Belle de jour
de Joseph Kessel

critiqué par Nirvana, le 14 octobre 2004
(Bruxelles - 51 ans)


La note:  étoiles
Quand les plaisirs du corps sont indépendants du coeur...
Ce roman est éclairé par une préface de l'auteur, car à sa parution, il souleva contestations et réprobations, accusé de pornographie.
Kessel remet donc les pendules à l'heure, mais il est vrai que depuis 1928, beaucoup d'eau a passé sous les ponts, et l'histoire a peu de chances de choquer à l'heure actuelle. On en retiendra cependant le style, avec lequel Kessel dépeint à merveille le conflit intérieur qui habite Séverine. Il fait monter avec habilité notre angoisse quant à son destin, et nous nous rendons compte, impuissants, de la spirale infernale dans laquelle elle s'est engagée.
Séverine est l'épouse de Pierre, jeune médecin, et vit une vie tranquille de bourgeoise, entre essayage de toilettes, thés et diners entre amis. Le couple a une grande complicité, s'aime sincèrement, mais le corps de Séverine ne suit pas les ardeurs de son mari.
Elle se donne à lui sans plaisir, et il en souffre, ...
Une relation du couple, Husson, la courtise , voulant provoquer sa retenue. Il lui donne un jour, incidemment, l'adresse d'une maison de rendez~vous.
Troublée, puis obsédée, sans en comprendre la raison, Séverie va s'y rendre, et aura une révélation: la soumission exigée de sa part, l'humiliation pour cette jeune femme de bonne famille, lui révèle le plaisir.
Elle doit maintenant faire cohabiter cette femme, avide de dépendance et de vice, avec la jeune épouse, rangée, tellement pure aux yeux de son époux, pleine de remords de le tromper.
Jusqu'au jour où elle rencontre Marcel, jeune voyou qui veut être le seul à compter pour elle....
Ce livre a reçu le prix de l'Académie Française, et fut adapté au cinéma en 1967 par Luis Bunuel( avec Catherine Deneuve).
Un quasi-scénario 8 étoiles

J'ai eu l'impression de retrouver, retranscrit, le film de Luis Bunuel, dont il est une adaptation. Le style est un peu vieillot, il est vrai, et assez sec ; aussi le contenu est assez descriptif, sans laissez transparaître beaucoup des états d'âme des personnages, laissant au lecteur une grande liberté d'interprétation, qui peut décontenancer certains lecteurs, qui auraient aimé d'être plus guidés, ou apprécié une analyse fine, digne d'un Proust, ce qui en aurait fait un roman-fleuve, vu la gravité des faits, le nombre des rebondissements et donc la complexité du ressenti de chaque personnage qui s'ensuit. Cela aurait été d'autant plus difficile à décrire que le narrateur est omniscient, à moins d'opter pour le point de vue d'un personnage, et seul celui de Séverine - la fameuse Belle de jour, eût vraiment valu la peine, vu qu'elle est presque la seule à connaître l'affaire dans son ensemble, et cela n'eût pas été simple de se mettre dans la peau et d'adopter la psychologie d'un personnage féminin. C'est peut-être cela que rend ce roman un peu masculin par ses points de vue, comme en fait part une critique précédente.
Mais l'auteur a fait des choix : le regard omniscient consiste en l'option du recul, la synthèse offre une liberté au lecteur qu'est le potentiel d'imaginaire ; il s'inscrit donc, selon moi, au choix opposé de Proust qui fait un travail sur la mémoire, et cela se soutient, vu que ce roman se base sur le non-dit, qu'il a voulu faire ressentir, peut-être un peu trop fort, et qu'il aurait dû probablement analyser un peu davantage.
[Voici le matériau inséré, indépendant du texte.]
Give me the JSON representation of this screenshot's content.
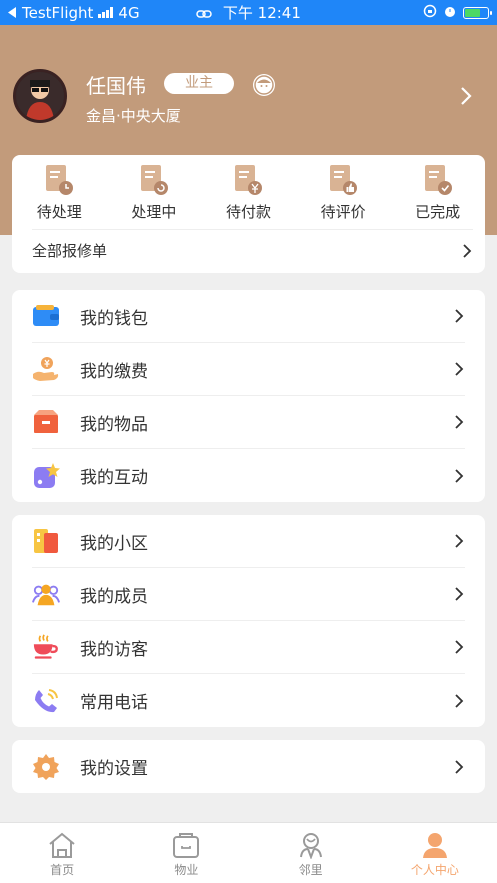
{
  "status_bar": {
    "back_app": "TestFlight",
    "network": "4G",
    "time": "下午 12:41"
  },
  "profile": {
    "name": "任国伟",
    "role": "业主",
    "address": "金昌·中央大厦"
  },
  "orders": {
    "items": [
      {
        "label": "待处理",
        "icon": "pending-order-icon"
      },
      {
        "label": "处理中",
        "icon": "processing-order-icon"
      },
      {
        "label": "待付款",
        "icon": "unpaid-order-icon"
      },
      {
        "label": "待评价",
        "icon": "to-review-order-icon"
      },
      {
        "label": "已完成",
        "icon": "completed-order-icon"
      }
    ],
    "all_label": "全部报修单"
  },
  "menu_group_1": [
    {
      "label": "我的钱包",
      "icon": "wallet-icon"
    },
    {
      "label": "我的缴费",
      "icon": "payment-icon"
    },
    {
      "label": "我的物品",
      "icon": "items-box-icon"
    },
    {
      "label": "我的互动",
      "icon": "interaction-icon"
    }
  ],
  "menu_group_2": [
    {
      "label": "我的小区",
      "icon": "community-icon"
    },
    {
      "label": "我的成员",
      "icon": "members-icon"
    },
    {
      "label": "我的访客",
      "icon": "visitor-cup-icon"
    },
    {
      "label": "常用电话",
      "icon": "phone-icon"
    }
  ],
  "menu_group_3": [
    {
      "label": "我的设置",
      "icon": "settings-gear-icon"
    }
  ],
  "tabbar": [
    {
      "label": "首页",
      "icon": "home-icon",
      "active": false
    },
    {
      "label": "物业",
      "icon": "property-icon",
      "active": false
    },
    {
      "label": "邻里",
      "icon": "neighbor-icon",
      "active": false
    },
    {
      "label": "个人中心",
      "icon": "profile-icon",
      "active": true
    }
  ],
  "colors": {
    "status_bar": "#1f86f8",
    "header": "#c29b7b",
    "accent": "#f4a56e"
  }
}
Le film me semble meilleur, car ce genre de média permet de faire comprendre le silence par les expressions des acteurs qui sont montrées, et c'est en cela qu'il est très fort. On peut rester un peu sur sa faim, sur ce roman, qui reste passionnant, car il y a un côté "polar".
Il n'y a plus rien qui, aujourd'hui, succomberait véritablement à la licence.

J'ai personnellement bien aimé ce livre, que j'ai vite avalé, mais aussi connaissais-je l'histoire par le film. J'aime assez bien son style et comprends ses choix, qui ne m'ont pas gêné.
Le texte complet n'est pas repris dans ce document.